Often, if he stood still, thinking, for long enough, one of the staff would happen by and offer to guide him to a seat somewhere. They were very kind, the staff. Far kinder in this way than the other guests. So far, he knew the two parlor maids, Mary and Anna, who were often in the main part of the house, Ethel who worked upstairs, Henry from the garage, and Mr. Daniels, who governed them all. Jacob, the same footman who’d helped sort his suits, arrived every afternoon to help Charlie shave. He could tell them each by voice—though he sometimes confused Ethel with Anna—and he liked to loiter near the kitchen just to hear their comfortable chatter. Mary and Anna kindly kept the gin coming.
The rest of the hours in the day were a tightrope walk between boredom and becoming so drunk he couldn’t walk up the stairs at the end of the night. Staying on that tightrope was something to think about, at least. And there were always the other guests to listen to, though their talk mainly circled the same flagpoles.
The difference, of course, had been her. Violet. The darkness he lived in had brightened a full shade during their talk on the loggia. This afternoon, in between searches for the elusive Mrs.
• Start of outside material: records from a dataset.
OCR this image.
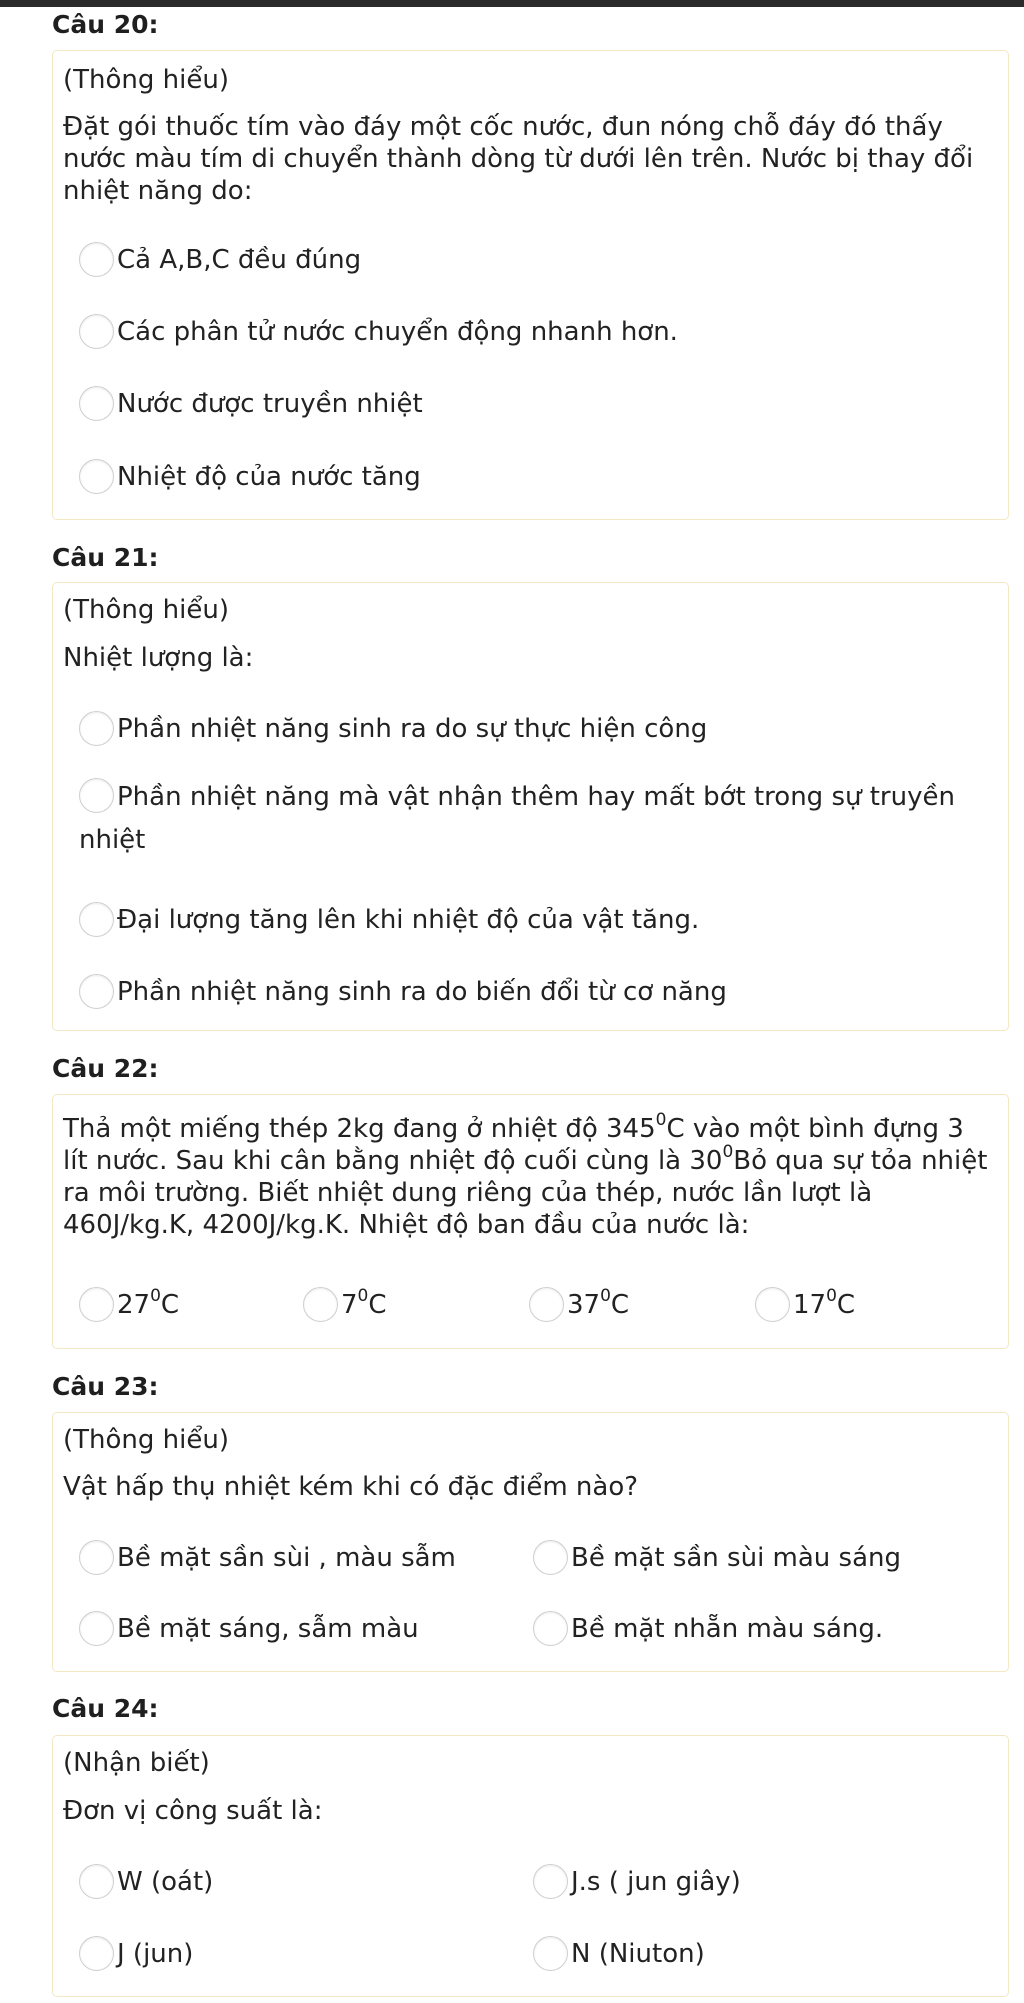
Câu 20:
(Thông hiểu)
Đặt gói thuốc tím vào đáy một cốc nước, đun nóng chỗ đáy đó thấy nước màu tím di chuyển thành dòng từ dưới lên trên. Nước bị thay đổi nhiệt năng do:
Cả A,B,C đều đúng
Các phân tử nước chuyển động nhanh hơn.
Nước được truyền nhiệt
Nhiệt độ của nước tăng
Câu 21:
(Thông hiểu)
Nhiệt lượng là:
Phần nhiệt năng sinh ra do sự thực hiện công
Phần nhiệt năng mà vật nhận thêm hay mất bớt trong sự truyền nhiệt
Đại lượng tăng lên khi nhiệt độ của vật tăng.
Phần nhiệt năng sinh ra do biến đổi từ cơ năng
Câu 22:
Thả một miếng thép 2kg đang ở nhiệt độ $345^0C$ vào một bình đựng 3 lít nước. Sau khi cân bằng nhiệt độ cuối cùng là $30^0Bỏ$ qua sự tỏa nhiệt ra môi trường. Biết nhiệt dung riêng của thép, nước lần lượt là 460J/kg.K, 4200J/kg.K. Nhiệt độ ban đầu của nước là:
$27^0C$	$7^0C$	$37^0C$	$17^0C$
Câu 23:
(Thông hiểu)
Vật hấp thụ nhiệt kém khi có đặc điểm nào?
Bề mặt sần sùi , màu sẫm	Bề mặt sần sùi màu sáng
Bề mặt sáng, sẫm màu	Bề mặt nhẵn màu sáng.
Câu 24:
(Nhận biết)
Đơn vị công suất là:
W (oát)	J.s ( jun giây)
J (jun)	N (Niuton)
Voldore, he’d practiced every ragtime tune he knew in hopes that the duets she’d mentioned would really happen. Every time he finished a piece, he lectured himself to not put too much stock in it. People were flighty. Who could blame them for not wanting to spend time with someone who couldn’t comb his hair properly? She would probably forget all about the duets. Or be sucked up into a card game or scavenger hunt or….one of the million other things he couldn’t do.